Je m’apprête à sortir de l’appartement pour aller chercher le courrier. Évidemment, à tous
les coups, ce sont des lettres pour mon père ou de la publicité pour appareils
électroménagers. J’ouvre la porte et je tombe nez à nez avec… Mello.
— Tu comptes rester là à t’admirer longtemps ? demandé-je en le voyant sourire devant
son portable. Allez, entre.
Tant pis pour le courrier, ce sera pour une autre fois.
— Si tu savais comme je suis content de te revoir ! Ça fait un bail !
— Juste deux semaines, mais bon… Tu aurais pu m’envoyer un SMS avant de passer.
— Désolé, j’ai zappé.
— Qu’est-ce que tu m’amènes ? dis-je en désignant la mallette qu’il porte sous le bras.
— Ah, ça… T’as toujours ton PC ? Je voulais te montrer un truc.
Nous allons dans ma chambre. On s’installe à mon bureau, et j’allume mon ordinateur.
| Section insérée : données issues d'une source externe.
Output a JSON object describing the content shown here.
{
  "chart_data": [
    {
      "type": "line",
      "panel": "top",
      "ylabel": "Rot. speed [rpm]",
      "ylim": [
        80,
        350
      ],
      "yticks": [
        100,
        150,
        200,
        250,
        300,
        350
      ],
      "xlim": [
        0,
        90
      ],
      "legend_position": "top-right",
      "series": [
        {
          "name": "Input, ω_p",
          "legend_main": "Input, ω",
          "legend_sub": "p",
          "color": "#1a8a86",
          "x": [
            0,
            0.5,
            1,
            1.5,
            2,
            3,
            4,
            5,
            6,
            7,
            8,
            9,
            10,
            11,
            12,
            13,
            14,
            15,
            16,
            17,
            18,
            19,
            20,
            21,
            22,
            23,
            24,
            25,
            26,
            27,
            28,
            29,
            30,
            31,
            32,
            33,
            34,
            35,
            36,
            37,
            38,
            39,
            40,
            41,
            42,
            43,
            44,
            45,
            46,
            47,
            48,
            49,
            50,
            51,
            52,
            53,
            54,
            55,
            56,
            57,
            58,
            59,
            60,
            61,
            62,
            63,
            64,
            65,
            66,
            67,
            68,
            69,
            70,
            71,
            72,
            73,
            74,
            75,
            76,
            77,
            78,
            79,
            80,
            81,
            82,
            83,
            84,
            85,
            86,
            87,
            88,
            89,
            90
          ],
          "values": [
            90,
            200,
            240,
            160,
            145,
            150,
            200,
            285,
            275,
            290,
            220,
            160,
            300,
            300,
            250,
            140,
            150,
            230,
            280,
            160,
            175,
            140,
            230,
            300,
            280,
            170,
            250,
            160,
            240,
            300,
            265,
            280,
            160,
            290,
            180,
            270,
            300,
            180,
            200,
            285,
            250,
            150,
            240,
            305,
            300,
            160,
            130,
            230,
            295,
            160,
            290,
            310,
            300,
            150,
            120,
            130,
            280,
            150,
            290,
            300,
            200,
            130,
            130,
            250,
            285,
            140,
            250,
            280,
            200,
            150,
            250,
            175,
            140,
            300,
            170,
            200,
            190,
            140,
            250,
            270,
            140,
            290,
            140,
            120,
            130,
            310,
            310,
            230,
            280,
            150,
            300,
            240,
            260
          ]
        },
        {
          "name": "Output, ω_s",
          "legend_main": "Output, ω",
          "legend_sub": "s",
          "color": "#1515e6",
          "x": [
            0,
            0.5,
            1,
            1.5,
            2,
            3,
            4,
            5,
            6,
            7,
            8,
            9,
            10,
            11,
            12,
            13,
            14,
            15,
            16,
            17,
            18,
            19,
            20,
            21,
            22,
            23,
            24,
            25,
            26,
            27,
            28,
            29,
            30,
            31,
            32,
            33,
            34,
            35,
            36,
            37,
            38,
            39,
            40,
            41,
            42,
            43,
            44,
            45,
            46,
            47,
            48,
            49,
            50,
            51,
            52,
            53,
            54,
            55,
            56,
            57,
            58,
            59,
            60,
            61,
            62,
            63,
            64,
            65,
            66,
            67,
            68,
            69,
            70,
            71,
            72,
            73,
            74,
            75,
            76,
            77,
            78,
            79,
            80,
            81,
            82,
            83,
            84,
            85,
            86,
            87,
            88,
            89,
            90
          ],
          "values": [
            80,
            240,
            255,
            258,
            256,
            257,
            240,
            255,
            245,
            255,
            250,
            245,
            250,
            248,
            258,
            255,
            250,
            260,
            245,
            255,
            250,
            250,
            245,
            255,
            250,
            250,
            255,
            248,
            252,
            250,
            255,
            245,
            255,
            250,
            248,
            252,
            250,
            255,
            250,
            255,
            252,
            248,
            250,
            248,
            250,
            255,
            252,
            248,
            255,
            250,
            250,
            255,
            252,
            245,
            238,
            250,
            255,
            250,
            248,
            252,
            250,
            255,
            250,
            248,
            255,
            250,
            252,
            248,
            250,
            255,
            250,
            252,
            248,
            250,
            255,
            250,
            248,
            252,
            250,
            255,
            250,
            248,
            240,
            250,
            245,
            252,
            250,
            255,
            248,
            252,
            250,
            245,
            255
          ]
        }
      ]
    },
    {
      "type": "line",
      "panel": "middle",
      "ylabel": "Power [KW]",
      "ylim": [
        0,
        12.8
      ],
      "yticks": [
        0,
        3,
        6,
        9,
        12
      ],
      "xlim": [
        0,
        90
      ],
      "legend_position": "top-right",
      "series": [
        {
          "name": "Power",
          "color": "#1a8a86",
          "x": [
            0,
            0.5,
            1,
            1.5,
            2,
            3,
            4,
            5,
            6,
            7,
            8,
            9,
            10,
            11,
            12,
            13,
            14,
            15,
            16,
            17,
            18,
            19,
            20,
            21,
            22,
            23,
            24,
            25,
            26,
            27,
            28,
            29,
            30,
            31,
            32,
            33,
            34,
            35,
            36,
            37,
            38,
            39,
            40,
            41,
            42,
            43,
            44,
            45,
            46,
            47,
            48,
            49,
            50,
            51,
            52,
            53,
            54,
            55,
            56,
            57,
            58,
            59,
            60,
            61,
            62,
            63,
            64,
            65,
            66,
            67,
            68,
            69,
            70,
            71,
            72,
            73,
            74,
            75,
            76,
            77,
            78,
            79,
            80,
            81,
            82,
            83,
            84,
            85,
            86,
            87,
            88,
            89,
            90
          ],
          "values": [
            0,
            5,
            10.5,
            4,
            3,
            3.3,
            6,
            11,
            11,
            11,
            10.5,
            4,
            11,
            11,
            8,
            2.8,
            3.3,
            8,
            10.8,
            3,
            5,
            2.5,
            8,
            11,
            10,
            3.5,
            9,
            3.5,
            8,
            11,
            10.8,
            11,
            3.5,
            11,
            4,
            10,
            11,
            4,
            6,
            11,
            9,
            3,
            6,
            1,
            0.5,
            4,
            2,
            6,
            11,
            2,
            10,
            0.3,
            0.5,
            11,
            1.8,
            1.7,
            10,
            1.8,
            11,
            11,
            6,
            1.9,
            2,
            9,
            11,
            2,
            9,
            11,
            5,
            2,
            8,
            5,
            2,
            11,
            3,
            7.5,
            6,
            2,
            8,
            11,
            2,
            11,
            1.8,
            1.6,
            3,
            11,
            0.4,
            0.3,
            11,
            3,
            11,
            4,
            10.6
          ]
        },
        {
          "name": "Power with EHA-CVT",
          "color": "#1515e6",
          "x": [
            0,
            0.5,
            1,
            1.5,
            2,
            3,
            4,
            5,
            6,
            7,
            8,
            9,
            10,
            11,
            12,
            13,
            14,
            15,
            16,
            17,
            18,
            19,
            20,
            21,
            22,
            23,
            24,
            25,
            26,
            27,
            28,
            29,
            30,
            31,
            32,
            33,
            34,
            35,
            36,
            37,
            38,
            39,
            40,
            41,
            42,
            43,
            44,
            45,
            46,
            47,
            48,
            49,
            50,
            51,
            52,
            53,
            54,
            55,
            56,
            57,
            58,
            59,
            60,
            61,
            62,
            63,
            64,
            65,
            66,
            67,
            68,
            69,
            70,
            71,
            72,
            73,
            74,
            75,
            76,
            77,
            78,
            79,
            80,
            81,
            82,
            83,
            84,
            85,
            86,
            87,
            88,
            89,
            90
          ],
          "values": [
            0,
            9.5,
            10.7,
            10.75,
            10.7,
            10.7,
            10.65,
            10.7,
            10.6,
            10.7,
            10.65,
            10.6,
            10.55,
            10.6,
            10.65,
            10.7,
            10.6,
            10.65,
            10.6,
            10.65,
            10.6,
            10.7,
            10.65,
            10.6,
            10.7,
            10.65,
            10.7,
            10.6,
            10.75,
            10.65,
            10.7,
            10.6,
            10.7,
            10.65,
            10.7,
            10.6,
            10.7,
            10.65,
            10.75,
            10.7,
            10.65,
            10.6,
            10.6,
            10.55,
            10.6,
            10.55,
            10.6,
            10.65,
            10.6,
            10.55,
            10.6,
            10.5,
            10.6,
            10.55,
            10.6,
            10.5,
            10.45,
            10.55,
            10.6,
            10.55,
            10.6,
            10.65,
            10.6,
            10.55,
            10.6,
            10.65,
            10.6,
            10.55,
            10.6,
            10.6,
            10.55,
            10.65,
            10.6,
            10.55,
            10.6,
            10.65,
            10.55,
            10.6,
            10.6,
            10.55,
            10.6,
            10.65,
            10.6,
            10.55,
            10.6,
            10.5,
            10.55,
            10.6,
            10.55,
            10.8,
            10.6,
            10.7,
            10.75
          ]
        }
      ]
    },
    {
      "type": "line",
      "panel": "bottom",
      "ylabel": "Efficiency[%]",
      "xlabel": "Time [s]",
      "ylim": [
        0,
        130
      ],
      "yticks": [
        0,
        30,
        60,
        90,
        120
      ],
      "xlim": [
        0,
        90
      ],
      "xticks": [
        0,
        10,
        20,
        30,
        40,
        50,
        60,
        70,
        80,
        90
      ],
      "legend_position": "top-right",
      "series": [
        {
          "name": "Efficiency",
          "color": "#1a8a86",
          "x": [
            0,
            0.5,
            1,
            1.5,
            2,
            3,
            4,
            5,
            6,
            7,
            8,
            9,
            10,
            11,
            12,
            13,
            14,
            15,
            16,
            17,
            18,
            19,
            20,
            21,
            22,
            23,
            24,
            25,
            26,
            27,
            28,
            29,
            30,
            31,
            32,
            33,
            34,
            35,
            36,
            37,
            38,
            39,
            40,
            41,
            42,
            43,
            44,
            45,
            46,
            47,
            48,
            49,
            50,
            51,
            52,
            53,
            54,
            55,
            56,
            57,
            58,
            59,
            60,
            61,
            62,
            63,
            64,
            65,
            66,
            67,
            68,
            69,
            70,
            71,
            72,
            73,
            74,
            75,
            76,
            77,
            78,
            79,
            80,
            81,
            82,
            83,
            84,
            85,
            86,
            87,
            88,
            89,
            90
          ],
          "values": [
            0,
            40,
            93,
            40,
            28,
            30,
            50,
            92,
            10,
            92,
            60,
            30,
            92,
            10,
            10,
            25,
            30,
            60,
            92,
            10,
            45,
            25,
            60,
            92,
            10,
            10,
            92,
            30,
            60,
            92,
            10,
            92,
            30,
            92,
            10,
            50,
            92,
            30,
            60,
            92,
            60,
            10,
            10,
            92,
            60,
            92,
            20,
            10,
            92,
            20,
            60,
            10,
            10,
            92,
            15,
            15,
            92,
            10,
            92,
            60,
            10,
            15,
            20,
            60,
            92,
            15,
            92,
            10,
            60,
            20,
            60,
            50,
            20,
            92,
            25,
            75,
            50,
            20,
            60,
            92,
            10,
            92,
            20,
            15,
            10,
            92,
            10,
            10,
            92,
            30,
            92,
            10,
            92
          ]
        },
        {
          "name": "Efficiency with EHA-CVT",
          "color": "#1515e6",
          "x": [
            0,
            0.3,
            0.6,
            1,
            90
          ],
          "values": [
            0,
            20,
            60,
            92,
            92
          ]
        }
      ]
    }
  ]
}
— Il est sympa ton nouvel appart. Un peu plus petit que l’ancien... Vous avez hérité d’une
grande baie vitrée. Quelle chance ! La vue est géniale.
— Comment es-tu venu ?
— J’ai pris la route aérienne : le tram.
— Les mineurs n’ont pas le droit de l’emprunter, normalement. Imagine ce qui aurait pu
t’arriver, si la police gouvernementale t’avait attrapé !
— On s’en fiche ! Je ne me suis pas fait choper, et ce n’est pas la première fois.
— Tu devrais être plus prudent quand même…
Malgré ses airs sages et son look de garçon modèle, Mello est tout sauf un ange.
— Il est lent, ton ordi ! Trois heures pour s’allumer ! C’est une antiquité ? lance-t-il, agacé.
— Non, il date de 2050.
— C’est bien ce que je disais.
— Voilà, c’est bon. C’est chargé.
Mello ouvre un porte-documents et en sort une clé USB.
— Tu as pris un cartable, juste pour ranger une clé USB ? le questionné-je.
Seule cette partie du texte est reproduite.